At the New York Fed, Mr. Geithner has been one of the ringmasters of this year’s serial bailouts. His involvement includes the as-yet-unexplained flip-flop in September when a read-my-lips, no-new-bailouts policy allowed Lehman Brothers to go under — only to be followed less than two days later by the even costlier bailout of the American International Group and last weekend by the bailout of Citigroup."

http://www.nytimes.com/2008/11/25/opinion/25tue1.html?hp

Dean Baker agrees...

http://www.prospect.org/csnc/blogs/beat_the_press_archive?month=11&year=2008&base_name=the_nyt_gets_it_exactly_right

Just because they call themselves Democrats doesn't mean we have to quit grasping reality with both hands and pretend they are not a bunch of eff ups.

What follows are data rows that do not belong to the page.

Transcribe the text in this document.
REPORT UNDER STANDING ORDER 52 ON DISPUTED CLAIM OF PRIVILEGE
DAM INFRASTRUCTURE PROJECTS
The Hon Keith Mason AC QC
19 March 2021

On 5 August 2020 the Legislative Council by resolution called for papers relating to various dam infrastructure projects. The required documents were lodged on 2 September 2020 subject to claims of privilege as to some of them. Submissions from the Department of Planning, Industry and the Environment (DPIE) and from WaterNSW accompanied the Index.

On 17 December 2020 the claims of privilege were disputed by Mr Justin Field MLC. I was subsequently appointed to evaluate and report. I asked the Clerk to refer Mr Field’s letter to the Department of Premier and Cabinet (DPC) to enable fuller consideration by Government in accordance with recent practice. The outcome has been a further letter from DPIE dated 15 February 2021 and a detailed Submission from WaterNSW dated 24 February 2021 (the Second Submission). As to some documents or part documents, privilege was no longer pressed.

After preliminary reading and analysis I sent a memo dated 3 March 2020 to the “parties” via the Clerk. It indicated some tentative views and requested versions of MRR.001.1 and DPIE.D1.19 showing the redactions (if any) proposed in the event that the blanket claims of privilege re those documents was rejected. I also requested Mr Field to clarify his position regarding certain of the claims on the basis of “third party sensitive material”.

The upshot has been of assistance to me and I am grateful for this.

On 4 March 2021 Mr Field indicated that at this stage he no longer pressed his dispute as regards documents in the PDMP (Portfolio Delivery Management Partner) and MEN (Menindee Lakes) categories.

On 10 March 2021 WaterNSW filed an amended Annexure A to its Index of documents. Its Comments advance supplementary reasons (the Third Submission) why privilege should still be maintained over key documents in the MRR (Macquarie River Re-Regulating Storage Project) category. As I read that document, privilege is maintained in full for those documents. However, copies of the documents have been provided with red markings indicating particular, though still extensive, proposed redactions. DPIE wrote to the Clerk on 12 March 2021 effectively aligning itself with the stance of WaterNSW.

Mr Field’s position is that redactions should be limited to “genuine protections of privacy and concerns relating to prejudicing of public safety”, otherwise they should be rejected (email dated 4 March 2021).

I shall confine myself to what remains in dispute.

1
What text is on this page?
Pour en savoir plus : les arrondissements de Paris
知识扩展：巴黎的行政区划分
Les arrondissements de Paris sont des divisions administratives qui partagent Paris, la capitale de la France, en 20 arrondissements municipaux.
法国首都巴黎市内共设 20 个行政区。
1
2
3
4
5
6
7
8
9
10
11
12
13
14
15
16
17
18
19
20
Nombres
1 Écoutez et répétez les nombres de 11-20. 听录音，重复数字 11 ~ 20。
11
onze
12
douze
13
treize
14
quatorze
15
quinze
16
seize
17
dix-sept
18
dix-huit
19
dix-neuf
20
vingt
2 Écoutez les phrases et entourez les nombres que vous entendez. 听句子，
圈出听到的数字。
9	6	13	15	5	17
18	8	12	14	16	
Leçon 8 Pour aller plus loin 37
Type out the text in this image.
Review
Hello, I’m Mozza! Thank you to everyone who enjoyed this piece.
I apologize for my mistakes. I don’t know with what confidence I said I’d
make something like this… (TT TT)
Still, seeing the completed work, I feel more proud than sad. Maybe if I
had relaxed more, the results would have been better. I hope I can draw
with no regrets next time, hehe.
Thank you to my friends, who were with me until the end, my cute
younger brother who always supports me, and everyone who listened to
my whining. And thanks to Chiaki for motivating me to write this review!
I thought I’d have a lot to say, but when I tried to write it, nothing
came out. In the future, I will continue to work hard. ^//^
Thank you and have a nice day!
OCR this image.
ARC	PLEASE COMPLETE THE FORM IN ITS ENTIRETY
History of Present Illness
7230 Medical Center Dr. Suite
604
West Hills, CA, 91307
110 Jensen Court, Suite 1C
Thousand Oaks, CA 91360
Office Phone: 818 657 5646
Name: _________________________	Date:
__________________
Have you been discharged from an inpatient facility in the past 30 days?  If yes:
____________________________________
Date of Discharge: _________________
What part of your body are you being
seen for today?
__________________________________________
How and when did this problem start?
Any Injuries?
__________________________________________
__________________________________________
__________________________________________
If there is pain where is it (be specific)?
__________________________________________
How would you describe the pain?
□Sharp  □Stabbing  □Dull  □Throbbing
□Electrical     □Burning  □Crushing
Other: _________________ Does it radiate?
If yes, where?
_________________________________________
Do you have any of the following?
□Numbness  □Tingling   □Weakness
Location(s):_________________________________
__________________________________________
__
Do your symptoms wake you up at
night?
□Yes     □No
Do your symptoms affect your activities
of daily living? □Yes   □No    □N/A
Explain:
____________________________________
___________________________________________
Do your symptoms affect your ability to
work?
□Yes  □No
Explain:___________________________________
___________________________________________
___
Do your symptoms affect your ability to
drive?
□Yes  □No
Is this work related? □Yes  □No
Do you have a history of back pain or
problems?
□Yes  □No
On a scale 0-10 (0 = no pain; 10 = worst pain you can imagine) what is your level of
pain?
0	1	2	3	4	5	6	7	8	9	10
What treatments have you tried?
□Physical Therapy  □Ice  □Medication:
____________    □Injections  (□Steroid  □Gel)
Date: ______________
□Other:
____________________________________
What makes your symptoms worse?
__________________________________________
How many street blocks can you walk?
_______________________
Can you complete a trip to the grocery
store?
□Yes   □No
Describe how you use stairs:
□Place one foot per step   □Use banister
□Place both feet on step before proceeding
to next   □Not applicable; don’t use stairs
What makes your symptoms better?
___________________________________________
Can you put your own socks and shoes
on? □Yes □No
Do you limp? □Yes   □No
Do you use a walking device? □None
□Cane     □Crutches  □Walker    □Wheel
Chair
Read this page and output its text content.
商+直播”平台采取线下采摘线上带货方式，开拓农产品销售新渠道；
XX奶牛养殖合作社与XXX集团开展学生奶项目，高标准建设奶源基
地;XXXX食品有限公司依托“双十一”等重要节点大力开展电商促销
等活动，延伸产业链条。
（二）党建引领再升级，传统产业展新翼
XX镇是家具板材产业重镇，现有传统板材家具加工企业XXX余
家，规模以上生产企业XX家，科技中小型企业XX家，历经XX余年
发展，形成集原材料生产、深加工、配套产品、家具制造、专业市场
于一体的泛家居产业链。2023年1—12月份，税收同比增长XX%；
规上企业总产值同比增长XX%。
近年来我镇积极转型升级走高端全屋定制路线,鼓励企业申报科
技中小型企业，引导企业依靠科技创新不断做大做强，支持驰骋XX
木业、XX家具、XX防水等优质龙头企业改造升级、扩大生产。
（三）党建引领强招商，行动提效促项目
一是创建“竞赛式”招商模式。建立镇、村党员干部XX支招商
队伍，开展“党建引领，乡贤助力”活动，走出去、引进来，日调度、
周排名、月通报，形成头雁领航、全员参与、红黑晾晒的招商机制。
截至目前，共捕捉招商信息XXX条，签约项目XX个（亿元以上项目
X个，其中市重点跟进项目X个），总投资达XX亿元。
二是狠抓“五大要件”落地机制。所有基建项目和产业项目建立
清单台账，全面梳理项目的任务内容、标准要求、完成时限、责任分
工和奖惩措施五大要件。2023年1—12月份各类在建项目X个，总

I would have preferred Sheila Bair at Treasury. She's the only person coming out of the finance mess with an enhanced reputation.

Prof Delong wrote a few days ago:
"[the NEC chair has two roles] First, to guide the economic policy team as they hammer out a consensus view on what the best economic policy is in order to leave as few points of entry for spin doctors, lobbyists, or rogue vice presidents to twist economic policy in destructive directions. (The Bush II NEC chairs never understood that this was their principal role, and so they were all catastrophic failures at the job.) "

Do you honestly think L. Summers can play the role of consenus builder? Apparently not, as you wrote a more recent post asking who is going to be the consensus builder on the team. So by your criteria, maybe the particular choice wasn't the best *for the job*.